Dr. Dan Booth Cohen: People come to us with problems but we work from their intentions, not from their problems. So we’re always asking people–they’re telling us what their issue is but the question we ask is what is your intention. What is the forward movement? What is the future that you’re trying to manifest? And we’re actually working in service of that, not in service of understanding the problem, or in a way even fixing the problem.
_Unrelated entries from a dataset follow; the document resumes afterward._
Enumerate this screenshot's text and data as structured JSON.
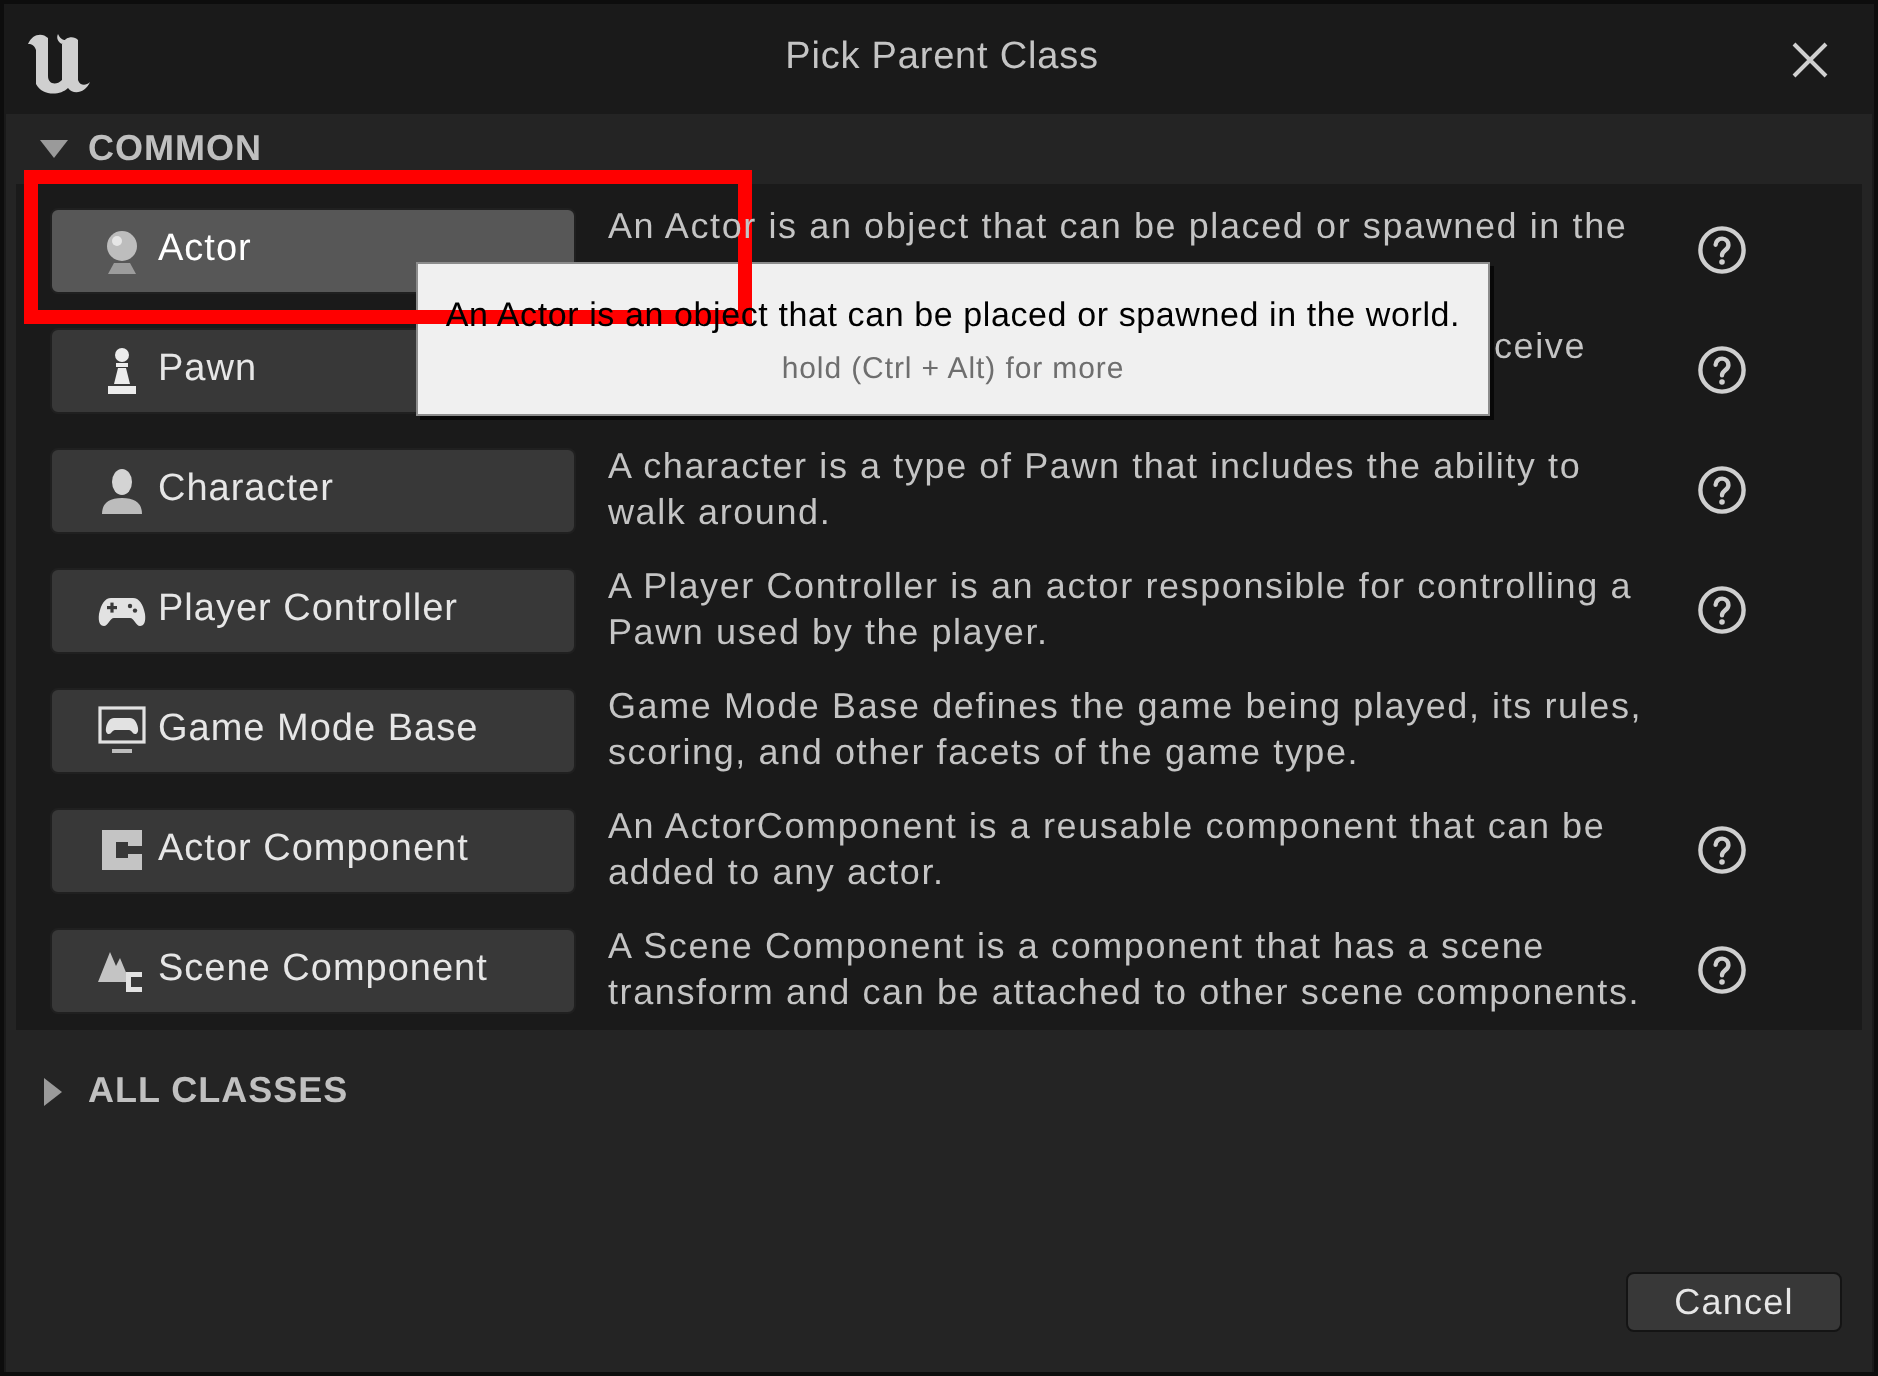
{
  "window": {
    "title": "Pick Parent Class"
  },
  "sections": [
    {
      "label": "COMMON",
      "expanded": true,
      "classes": [
        {
          "kind": "actor",
          "label": "Actor",
          "hovered": true,
          "description": "An Actor is an object that can be placed or spawned in the",
          "help": true
        },
        {
          "kind": "pawn",
          "label": "Pawn",
          "hovered": false,
          "description": "ceive",
          "help": true
        },
        {
          "kind": "character",
          "label": "Character",
          "hovered": false,
          "description": "A character is a type of Pawn that includes the ability to walk around.",
          "help": true
        },
        {
          "kind": "player_controller",
          "label": "Player Controller",
          "hovered": false,
          "description": "A Player Controller is an actor responsible for controlling a Pawn used by the player.",
          "help": true
        },
        {
          "kind": "game_mode_base",
          "label": "Game Mode Base",
          "hovered": false,
          "description": "Game Mode Base defines the game being played, its rules, scoring, and other facets of the game type.",
          "help": false
        },
        {
          "kind": "actor_component",
          "label": "Actor Component",
          "hovered": false,
          "description": "An ActorComponent is a reusable component that can be added to any actor.",
          "help": true
        },
        {
          "kind": "scene_component",
          "label": "Scene Component",
          "hovered": false,
          "description": "A Scene Component is a component that has a scene transform and can be attached to other scene components.",
          "help": true
        }
      ]
    },
    {
      "label": "ALL CLASSES",
      "expanded": false
    }
  ],
  "tooltip": {
    "text": "An Actor is an object that can be placed or spawned in the world.",
    "hint": "hold (Ctrl + Alt) for more"
  },
  "buttons": [
    {
      "label": "Cancel"
    }
  ]
}
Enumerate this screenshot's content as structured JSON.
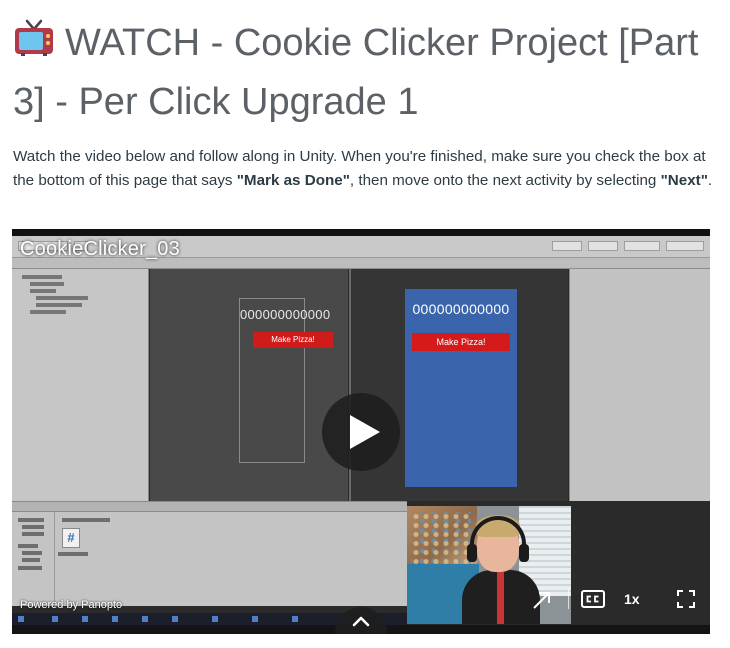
{
  "page": {
    "title": "WATCH - Cookie Clicker Project [Part 3] - Per Click Upgrade 1",
    "title_icon": "tv-icon",
    "intro": {
      "part1": "Watch the video below and follow along in Unity. When you're finished, make sure you check the box at the bottom of this page that says ",
      "bold1": "\"Mark as Done\"",
      "part2": ", then move onto the next activity by selecting ",
      "bold2": "\"Next\"",
      "part3": "."
    }
  },
  "video": {
    "title": "CookieClicker_03",
    "powered_by": "Powered by Panopto",
    "speed": "1x",
    "scene_view": {
      "counter": "000000000000",
      "button": "Make Pizza!"
    },
    "game_view": {
      "counter": "000000000000",
      "button": "Make Pizza!"
    }
  },
  "colors": {
    "title": "#5b6166",
    "body_text": "#2d3b45",
    "game_background": "#3a65ad",
    "pizza_button": "#d41a1a"
  }
}
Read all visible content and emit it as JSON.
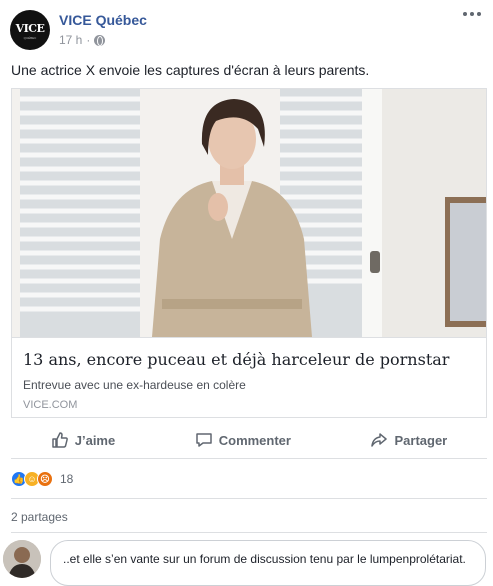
{
  "post": {
    "page_name": "VICE Québec",
    "time": "17 h",
    "separator": "·",
    "avatar_logo": "VICE",
    "avatar_sub": "QUÉBEC",
    "text": "Une actrice X envoie les captures d'écran à leurs parents."
  },
  "link_card": {
    "title": "13 ans, encore puceau et déjà harceleur de pornstar",
    "description": "Entrevue avec une ex-hardeuse en colère",
    "domain": "VICE.COM"
  },
  "actions": {
    "like": "J’aime",
    "comment": "Commenter",
    "share": "Partager"
  },
  "reactions": {
    "types": [
      "like",
      "haha",
      "angry"
    ],
    "count": "18"
  },
  "shares": "2 partages",
  "comment_box": {
    "value": "..et elle s’en vante sur un forum de discussion tenu par le lumpenprolétariat."
  },
  "colors": {
    "link": "#365899",
    "meta": "#90949c",
    "like": "#2078f4",
    "haha": "#f7b125",
    "angry": "#e9710f"
  },
  "icons": [
    "globe-icon",
    "more-options-icon",
    "thumbs-up-icon",
    "comment-icon",
    "share-icon"
  ]
}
We’re actually working from the question of where do you want to go forward? And we have an assumption that between where they are and where they’re trying to go there’s a block. There’s some kind of block or burden or restraint that is interfering with their ability to move forward in that way. And the question is, who is the block? And the answer will generally be that the block is an ancestor. The block is a person from the family lineage whose consciousness remains active in the person in such a way that they are interfering with that movement forward.
Alex Tsakiris: Even if they’ve never met them or don’t even know that they exist?
Dr. Dan Booth Cohen: Quite possibly.
Emily Volden: The origin of the block is identified in the symptom. So somebody might say my block is my depression; my anxiety; my relationship conflict. Instead of us asking what is causing the anxiety or the depression, we ask who is the anxiety? Who do you hold this loyalty with in your family legacy?
Dr. Dan Booth Cohen: So with that assumption we then have a secondary assumption or a following assumption: the information is available in the field of consciousness that inhabits us and surrounds us. Near-death studies have illustrated, quite amply, that consciousness is some way survives death. The work of Dean Radin and other researchers in the area of telepathy and other non-ordinary consciousness has demonstrated that human beings have the ability to communicate telepathically. There’s presentience. There’s those other qualities that are intrinsic to the human being. We’re working with those. We’re not necessarily trying to convince people of it. I think the convincing has been done very adequately by hundreds of researchers over quite a long period of time.